细胞迁移(cellmigration)也称为细胞爬行、细胞移动或细胞运动,是指细胞在接收到迁移信号或感受到某些物质的梯度后而产生的移动。细胞迁移为细胞头部伪足的延伸、新的黏附建立、细胞体尾部收缩在时空上的交替过程。细胞迁移是正常细胞的基本功能之一,是机体正常生长发育的生理过程,也是活细胞普遍存在的一种运动形式。胚胎发育、血管生成、伤口愈合、免疫反应、炎症反应、动脉粥样硬化、癌症转移等过程中都涉及细胞迁移。

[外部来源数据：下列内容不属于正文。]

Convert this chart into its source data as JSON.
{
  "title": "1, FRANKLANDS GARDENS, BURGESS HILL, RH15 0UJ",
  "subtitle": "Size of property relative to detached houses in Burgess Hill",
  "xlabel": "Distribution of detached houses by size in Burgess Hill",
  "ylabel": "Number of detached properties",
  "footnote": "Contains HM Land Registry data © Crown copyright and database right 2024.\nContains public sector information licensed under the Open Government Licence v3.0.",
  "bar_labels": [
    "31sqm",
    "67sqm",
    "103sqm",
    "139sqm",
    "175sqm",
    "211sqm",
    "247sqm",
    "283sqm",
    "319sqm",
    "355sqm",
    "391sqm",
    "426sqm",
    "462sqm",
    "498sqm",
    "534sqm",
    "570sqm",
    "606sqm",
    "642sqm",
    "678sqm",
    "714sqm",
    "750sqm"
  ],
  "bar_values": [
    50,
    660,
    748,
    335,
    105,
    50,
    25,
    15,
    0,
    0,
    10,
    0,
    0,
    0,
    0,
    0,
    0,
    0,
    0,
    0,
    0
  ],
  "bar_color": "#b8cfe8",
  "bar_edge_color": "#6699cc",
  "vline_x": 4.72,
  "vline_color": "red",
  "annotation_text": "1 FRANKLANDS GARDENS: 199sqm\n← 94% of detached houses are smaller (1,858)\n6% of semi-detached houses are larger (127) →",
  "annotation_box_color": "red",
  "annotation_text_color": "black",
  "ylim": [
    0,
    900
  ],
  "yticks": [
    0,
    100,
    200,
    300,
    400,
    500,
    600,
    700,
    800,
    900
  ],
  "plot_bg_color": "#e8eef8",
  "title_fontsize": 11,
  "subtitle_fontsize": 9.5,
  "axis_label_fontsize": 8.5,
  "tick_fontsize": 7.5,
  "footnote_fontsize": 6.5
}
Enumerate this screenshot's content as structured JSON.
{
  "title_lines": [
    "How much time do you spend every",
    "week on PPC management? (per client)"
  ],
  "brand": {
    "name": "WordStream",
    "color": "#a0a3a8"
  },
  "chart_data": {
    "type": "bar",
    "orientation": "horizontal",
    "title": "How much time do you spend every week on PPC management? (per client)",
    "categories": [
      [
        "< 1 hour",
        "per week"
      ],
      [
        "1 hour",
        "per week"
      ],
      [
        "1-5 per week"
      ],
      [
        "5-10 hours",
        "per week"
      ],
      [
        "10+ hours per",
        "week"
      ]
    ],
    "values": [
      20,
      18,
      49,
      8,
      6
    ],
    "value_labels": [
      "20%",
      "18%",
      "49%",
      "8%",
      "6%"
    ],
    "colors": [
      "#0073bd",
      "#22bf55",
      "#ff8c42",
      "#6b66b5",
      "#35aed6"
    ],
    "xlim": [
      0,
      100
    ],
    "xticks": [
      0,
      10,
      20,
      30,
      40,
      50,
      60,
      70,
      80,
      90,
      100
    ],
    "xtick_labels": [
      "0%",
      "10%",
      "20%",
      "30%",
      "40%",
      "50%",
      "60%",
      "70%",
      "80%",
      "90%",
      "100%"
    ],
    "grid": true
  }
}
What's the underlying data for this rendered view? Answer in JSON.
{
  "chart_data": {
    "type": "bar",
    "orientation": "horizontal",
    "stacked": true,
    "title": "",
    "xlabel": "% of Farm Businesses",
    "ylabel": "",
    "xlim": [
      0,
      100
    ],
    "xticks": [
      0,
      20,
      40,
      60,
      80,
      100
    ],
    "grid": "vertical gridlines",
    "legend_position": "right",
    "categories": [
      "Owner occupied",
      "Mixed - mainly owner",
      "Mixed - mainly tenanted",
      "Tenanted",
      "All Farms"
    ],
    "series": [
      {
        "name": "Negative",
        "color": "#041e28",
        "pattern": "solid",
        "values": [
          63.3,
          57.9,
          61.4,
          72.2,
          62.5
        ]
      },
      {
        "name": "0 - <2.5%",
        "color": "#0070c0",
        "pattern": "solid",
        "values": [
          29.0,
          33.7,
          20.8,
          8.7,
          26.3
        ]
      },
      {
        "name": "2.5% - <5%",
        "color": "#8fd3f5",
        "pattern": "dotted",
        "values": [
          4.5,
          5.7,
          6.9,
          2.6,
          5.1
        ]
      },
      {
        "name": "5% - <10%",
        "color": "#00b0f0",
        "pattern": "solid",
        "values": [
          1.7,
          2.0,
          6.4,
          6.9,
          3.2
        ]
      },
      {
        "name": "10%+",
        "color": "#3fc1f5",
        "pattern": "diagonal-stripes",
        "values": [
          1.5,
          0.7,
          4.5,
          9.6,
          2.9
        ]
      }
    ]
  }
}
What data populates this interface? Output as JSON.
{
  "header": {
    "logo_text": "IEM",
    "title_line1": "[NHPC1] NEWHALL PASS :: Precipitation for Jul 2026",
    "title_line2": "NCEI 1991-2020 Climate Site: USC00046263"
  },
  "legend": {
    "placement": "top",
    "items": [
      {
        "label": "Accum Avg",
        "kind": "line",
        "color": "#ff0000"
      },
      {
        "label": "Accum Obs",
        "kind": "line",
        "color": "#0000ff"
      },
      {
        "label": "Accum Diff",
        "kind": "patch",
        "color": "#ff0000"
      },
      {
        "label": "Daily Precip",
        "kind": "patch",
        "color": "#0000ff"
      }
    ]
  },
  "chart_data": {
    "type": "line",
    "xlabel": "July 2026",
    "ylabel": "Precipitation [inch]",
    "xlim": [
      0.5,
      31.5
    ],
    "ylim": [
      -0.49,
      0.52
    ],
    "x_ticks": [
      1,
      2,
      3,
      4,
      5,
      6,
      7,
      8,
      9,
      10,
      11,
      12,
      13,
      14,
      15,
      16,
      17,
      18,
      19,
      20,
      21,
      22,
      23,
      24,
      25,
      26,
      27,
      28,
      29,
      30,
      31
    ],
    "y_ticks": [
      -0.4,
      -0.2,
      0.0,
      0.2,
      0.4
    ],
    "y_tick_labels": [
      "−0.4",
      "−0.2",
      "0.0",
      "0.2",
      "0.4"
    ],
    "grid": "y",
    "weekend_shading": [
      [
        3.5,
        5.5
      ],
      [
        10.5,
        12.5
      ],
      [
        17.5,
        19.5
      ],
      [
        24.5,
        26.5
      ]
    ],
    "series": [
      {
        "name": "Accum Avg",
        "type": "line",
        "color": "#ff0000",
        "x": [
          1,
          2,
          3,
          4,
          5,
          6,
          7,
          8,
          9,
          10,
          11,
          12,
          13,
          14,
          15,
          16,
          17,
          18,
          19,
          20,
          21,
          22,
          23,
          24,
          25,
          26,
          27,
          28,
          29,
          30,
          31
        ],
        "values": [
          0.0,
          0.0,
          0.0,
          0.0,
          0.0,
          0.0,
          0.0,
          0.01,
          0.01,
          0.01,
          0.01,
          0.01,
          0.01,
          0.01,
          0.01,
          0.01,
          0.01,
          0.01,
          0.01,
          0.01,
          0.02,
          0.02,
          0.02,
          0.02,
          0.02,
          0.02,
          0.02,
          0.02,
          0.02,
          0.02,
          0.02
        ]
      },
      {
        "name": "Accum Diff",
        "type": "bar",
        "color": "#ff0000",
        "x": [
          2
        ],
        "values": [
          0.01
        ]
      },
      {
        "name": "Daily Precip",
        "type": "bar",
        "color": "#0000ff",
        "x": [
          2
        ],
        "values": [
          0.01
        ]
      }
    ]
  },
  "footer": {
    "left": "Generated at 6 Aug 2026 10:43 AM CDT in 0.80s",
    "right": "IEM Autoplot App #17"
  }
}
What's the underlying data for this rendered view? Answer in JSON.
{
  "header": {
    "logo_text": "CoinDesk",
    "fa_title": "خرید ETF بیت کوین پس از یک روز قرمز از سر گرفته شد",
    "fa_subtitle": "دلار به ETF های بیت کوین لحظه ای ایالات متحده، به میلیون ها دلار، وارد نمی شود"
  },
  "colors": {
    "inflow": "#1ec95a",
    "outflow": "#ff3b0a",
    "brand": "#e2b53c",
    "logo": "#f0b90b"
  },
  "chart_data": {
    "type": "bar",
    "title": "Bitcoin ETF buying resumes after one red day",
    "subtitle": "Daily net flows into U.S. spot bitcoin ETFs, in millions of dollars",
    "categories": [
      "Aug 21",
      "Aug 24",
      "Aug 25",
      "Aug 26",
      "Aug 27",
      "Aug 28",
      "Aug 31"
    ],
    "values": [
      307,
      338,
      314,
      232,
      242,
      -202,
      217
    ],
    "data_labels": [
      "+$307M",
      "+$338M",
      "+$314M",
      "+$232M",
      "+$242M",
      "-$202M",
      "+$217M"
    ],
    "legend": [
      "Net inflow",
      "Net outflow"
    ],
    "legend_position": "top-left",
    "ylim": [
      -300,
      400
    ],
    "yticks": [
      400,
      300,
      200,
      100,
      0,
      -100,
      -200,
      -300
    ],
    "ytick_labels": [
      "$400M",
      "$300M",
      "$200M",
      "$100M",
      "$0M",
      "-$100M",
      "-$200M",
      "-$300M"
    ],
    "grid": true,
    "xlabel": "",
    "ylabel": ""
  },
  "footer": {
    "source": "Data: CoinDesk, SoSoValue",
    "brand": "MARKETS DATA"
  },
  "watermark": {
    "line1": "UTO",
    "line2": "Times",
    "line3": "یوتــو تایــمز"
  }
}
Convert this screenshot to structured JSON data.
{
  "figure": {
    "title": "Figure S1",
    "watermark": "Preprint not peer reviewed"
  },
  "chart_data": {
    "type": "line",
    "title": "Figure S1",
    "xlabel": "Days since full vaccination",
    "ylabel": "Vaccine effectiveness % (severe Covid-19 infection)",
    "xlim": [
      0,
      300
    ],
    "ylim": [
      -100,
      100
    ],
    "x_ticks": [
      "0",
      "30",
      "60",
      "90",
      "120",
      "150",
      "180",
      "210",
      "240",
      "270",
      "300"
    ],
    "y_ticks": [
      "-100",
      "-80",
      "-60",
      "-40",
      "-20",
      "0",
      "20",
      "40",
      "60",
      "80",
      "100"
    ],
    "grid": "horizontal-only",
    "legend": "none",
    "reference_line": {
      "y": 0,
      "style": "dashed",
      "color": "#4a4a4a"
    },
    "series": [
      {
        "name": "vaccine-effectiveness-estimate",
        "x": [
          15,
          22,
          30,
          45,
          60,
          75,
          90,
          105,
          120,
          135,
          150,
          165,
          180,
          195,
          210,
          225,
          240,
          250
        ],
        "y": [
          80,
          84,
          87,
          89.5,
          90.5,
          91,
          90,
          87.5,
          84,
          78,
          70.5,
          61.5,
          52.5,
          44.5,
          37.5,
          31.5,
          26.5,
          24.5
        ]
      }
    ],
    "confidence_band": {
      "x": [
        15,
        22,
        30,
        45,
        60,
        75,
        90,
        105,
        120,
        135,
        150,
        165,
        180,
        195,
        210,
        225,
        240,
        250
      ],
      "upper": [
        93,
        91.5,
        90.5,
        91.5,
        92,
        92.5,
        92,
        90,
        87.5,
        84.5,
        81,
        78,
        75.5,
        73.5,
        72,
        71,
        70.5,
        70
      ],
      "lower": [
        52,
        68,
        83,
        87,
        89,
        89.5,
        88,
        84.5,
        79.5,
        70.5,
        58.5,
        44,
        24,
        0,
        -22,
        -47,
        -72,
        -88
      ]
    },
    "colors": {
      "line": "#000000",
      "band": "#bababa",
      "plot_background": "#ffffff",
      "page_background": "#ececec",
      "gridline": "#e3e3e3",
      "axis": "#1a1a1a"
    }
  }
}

申请人为重庆医科大学、申请号为201010164032.7的中国专利介绍了一种用于检测细胞迁移的琼脂糖凝胶微流动腔装置,包括口字型有机玻璃框及垫在所述口字型有机玻璃框下的一块载玻片,所述口字型有机玻璃框内灌注琼脂糖凝胶;三条处于同一深度的平行微通道贯穿于琼脂糖凝胶内,口字型有机玻璃框的两侧壁凿有导入口和导出口;进液管和出液管通过导入口和导出口插入凝胶中,与两侧的微通道相连;本装置制作工艺简单,密封性好,能在较短的时间内产生稳定的浓度梯度,可广泛运用于各类细胞迁移试验中。该微流控芯片虽然能很稳定的产生浓度梯度,但是,所产生的浓度梯度为单因素的;而多因素多维度的浓度梯度更接近体内的环境。
发明内容
本发明的目的之一在于提供一种微流控装置,其能够产生多维度的浓度梯度,营造较为复杂的浓度梯度环境。
为实现上述目的,本发明的技术方案为:
一种微流控装置,包括单元A、单元B和连接所述单元A和所述单元B之间的圆环毛细管道;所述的圆环毛细管道可以由硅胶管制成。所述单元A包括平行于同一平面的三根通道。所述三根通道可以为圆柱体,被包埋与机制材料中。三根通道依次为高浓度液体通道、细胞培养通道和缓冲液通道,所述三根通道在近所述圆环毛细管道端两两通过垂直相交的侧支通道相连通,所述细胞培养通道同所述圆环毛细管道相连通;所述侧支通道可以是毛细管,也可以不是,但所述侧支通道的半径要小于主通道(即高浓度液体通道、细胞培养通道和缓冲液通道),其中,所述高浓度液体通道和所述缓冲液通道最好是等径。所述单元B包括高浓度液体池和毛细管道,所述圆环毛细管道和所述高浓度液体池通过所述毛细管道相连通。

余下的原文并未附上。